The proportion of payment-reducing modifications also increased. The regulators said servicers were focused on achieving more sustainable mortgages, with more than half of the modifications in the first quarter resulting in lower monthly principal and interest payments. Modifications that reduced monthly payments by 20 percent or more jumped 19 percent from the previous quarter, to 29 percent of all modifications. By contrast, actions that resulted in increased payments constituted only 19 percent of modifications, a drop of 25 percent from the prior three-month period.
The OCC and OTS noted that modifications which reduce payments have lower delinquency rates over time. The regulators' report showed that although delinquencies on modified loans increased each month following modification, delinquency rates were considerably lower for mortgages in which monthly payments were reduced. Six months after modification, only 24 percent of the mortgages that had monthly payments reduced by 20 percent or more were 60 or more days past due, compared with 54 percent of mortgages with monthly payments left unchanged, and 50 percent with higher monthly payments.
The regulators found that seriously delinquent mortgages also rose during the first quarter. Mortgages 60 or more days past due or involving delinquent bankrupt borrowers increased as economic pressures continued to take their toll on homeowners. Prime mortgages, which represented two-thirds of all mortgages in the portfolio, had the highest percentage increase in serious delinquencies, climbing by more than 20 percent from the prior quarter to 2.9 percent of all prime mortgages.
Foreclosures in process increased as well as moratoriums expired, totaling 844,389 during Q1, or about 2.5 percent of all serviced loans.

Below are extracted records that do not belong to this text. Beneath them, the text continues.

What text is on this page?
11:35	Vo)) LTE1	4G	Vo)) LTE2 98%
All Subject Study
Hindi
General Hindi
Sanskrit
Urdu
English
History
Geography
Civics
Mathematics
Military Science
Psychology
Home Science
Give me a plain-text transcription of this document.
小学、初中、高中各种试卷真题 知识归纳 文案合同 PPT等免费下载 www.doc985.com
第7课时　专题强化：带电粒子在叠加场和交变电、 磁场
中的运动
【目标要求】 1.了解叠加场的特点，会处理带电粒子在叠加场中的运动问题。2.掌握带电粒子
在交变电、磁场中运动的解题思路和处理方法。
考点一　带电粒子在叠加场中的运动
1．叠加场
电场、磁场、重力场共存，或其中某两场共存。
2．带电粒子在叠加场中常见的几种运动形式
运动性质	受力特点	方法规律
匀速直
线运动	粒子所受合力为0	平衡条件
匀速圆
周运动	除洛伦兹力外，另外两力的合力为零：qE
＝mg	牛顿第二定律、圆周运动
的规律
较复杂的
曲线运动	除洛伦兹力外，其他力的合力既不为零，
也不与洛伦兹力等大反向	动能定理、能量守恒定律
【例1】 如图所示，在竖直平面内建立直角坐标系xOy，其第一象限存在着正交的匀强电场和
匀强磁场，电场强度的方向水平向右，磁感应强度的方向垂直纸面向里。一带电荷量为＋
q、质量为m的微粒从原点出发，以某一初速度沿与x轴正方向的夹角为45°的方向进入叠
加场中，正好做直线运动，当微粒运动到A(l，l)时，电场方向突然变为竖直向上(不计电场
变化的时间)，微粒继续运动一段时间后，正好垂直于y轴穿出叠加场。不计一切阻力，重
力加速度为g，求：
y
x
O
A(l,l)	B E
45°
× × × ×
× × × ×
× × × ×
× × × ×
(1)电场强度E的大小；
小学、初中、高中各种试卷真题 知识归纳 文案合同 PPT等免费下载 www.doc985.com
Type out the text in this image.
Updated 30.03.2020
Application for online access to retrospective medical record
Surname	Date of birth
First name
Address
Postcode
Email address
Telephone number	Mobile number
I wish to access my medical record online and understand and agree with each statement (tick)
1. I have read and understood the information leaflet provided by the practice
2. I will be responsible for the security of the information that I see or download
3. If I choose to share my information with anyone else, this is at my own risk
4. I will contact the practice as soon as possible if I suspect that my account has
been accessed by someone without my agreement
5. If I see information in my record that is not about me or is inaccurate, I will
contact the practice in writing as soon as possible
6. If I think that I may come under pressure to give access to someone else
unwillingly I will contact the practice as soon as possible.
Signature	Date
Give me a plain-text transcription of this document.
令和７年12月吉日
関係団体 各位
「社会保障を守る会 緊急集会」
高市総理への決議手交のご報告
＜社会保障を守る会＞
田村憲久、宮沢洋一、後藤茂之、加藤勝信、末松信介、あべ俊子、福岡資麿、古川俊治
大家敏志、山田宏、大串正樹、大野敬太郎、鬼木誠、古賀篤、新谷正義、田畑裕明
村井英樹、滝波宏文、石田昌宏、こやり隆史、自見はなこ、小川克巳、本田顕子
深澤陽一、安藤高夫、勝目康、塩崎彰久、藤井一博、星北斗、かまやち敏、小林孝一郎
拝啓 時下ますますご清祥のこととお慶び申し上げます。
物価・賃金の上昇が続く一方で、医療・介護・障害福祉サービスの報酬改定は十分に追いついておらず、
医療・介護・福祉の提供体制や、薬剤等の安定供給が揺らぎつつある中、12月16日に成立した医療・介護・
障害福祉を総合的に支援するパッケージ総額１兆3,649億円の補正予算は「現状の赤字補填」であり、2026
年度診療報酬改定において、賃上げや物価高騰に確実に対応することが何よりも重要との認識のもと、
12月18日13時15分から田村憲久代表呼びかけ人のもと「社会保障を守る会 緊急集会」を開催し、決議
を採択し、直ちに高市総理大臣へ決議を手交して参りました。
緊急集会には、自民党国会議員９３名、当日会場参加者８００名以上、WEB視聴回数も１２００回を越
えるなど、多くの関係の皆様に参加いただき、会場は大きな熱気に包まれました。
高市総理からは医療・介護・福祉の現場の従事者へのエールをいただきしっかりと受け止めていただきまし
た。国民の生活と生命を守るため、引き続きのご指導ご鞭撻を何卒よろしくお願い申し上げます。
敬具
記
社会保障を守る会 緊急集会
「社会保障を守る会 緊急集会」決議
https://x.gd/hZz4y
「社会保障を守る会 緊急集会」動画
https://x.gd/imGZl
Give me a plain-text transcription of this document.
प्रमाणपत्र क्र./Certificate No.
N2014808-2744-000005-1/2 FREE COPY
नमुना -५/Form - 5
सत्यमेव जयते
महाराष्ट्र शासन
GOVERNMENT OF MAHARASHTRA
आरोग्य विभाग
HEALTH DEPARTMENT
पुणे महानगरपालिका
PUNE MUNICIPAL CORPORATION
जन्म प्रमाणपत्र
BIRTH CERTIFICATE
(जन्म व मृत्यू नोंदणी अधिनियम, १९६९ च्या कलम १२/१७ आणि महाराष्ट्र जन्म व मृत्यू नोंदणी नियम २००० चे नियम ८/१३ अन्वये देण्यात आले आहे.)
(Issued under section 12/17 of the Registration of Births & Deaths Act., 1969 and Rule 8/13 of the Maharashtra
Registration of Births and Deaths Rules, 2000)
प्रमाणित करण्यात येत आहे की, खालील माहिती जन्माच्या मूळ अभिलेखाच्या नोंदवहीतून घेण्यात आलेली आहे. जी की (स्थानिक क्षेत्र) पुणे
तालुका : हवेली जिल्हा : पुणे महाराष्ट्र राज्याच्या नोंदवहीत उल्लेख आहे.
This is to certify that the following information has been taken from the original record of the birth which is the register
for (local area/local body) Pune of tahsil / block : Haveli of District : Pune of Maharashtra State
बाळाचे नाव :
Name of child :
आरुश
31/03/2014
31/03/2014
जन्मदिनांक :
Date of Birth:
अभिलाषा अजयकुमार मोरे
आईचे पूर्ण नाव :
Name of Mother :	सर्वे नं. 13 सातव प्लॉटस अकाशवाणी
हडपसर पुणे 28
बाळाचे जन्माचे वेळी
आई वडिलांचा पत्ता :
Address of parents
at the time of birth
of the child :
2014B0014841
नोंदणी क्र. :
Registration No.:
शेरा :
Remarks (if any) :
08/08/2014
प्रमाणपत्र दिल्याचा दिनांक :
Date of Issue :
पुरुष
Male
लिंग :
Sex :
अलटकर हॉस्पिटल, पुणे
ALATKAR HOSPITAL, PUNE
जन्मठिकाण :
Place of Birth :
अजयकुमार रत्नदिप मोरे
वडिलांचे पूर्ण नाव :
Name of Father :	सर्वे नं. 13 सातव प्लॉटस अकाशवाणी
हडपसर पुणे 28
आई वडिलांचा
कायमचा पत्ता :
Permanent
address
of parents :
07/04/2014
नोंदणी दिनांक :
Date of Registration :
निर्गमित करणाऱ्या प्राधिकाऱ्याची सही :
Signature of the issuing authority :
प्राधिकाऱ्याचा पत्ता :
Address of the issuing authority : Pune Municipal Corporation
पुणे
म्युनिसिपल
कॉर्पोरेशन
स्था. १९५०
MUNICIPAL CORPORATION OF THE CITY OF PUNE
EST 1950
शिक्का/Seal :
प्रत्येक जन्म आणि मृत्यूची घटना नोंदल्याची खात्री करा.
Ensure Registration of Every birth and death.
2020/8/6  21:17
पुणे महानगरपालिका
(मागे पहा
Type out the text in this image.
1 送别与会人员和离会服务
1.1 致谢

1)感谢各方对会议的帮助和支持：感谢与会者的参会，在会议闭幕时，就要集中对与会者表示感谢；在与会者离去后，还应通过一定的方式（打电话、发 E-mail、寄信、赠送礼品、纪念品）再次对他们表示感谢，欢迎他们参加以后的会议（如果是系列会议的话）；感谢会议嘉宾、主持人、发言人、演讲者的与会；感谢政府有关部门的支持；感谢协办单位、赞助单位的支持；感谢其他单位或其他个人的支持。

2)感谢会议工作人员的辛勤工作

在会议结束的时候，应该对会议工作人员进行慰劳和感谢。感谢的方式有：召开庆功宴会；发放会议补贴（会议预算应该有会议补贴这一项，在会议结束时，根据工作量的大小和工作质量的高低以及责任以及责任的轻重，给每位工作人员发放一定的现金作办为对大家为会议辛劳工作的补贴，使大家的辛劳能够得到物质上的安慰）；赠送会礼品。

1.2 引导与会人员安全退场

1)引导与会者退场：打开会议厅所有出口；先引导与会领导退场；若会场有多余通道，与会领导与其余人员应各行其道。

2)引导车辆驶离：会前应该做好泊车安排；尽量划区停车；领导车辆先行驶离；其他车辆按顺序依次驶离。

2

This increase represented a 22 percent jump from the previous quarter and a 73 percent rise from the first quarter of 2008.
With servicers obvious push to provide substantive assistance to struggling homeowners, the regulators' report showed that servicers most often change multiple terms when modifying mortgages to achieve sustainable modifications. Capitalization of delinquent interest, fees, and advances, combined with interest rate reductions and extended maturities, were th predominant combinations during the first quarter. Interest rate and payment freezes, principal reductions, and principal deferrals were less prevalent.
Data also showed a continuing emphasis on preventing avoidable foreclosures to keep families in homes and mitigate losses, as servicers continued to implement more home retention actions (loan modifications and payment plans) than home forfeiture actions (foreclosures, short sales, and deed-in-lieu-of-foreclosure actions). Prime borrowers received about twice as many home retention actions as home forfeiture actions, while subprime borrowers received more than seven times as many.
Comptroller of the Currency John C. Dugan commented, ""While I’m very concerned about the rise in delinquent mortgages and foreclosure actions, the shift in emphasis by servicers to more sustainable, payment-reducing modifications is a positive step that should show significant benefits in the coming months.""
The OCC-OTS report covers the performance of 34 million loans totaling more than $6 trillion in principal balances from the beginning of 2008 through the end of the first quarter of 2009. The agencies said that the impact of the increase in modifications, particularly those with reduced monthly payments, will become evident in future reports, adding that the Q1 data does not reflect modifications made under the administration’s Making Home Affordable program, which was announced in March and began after the reporting period.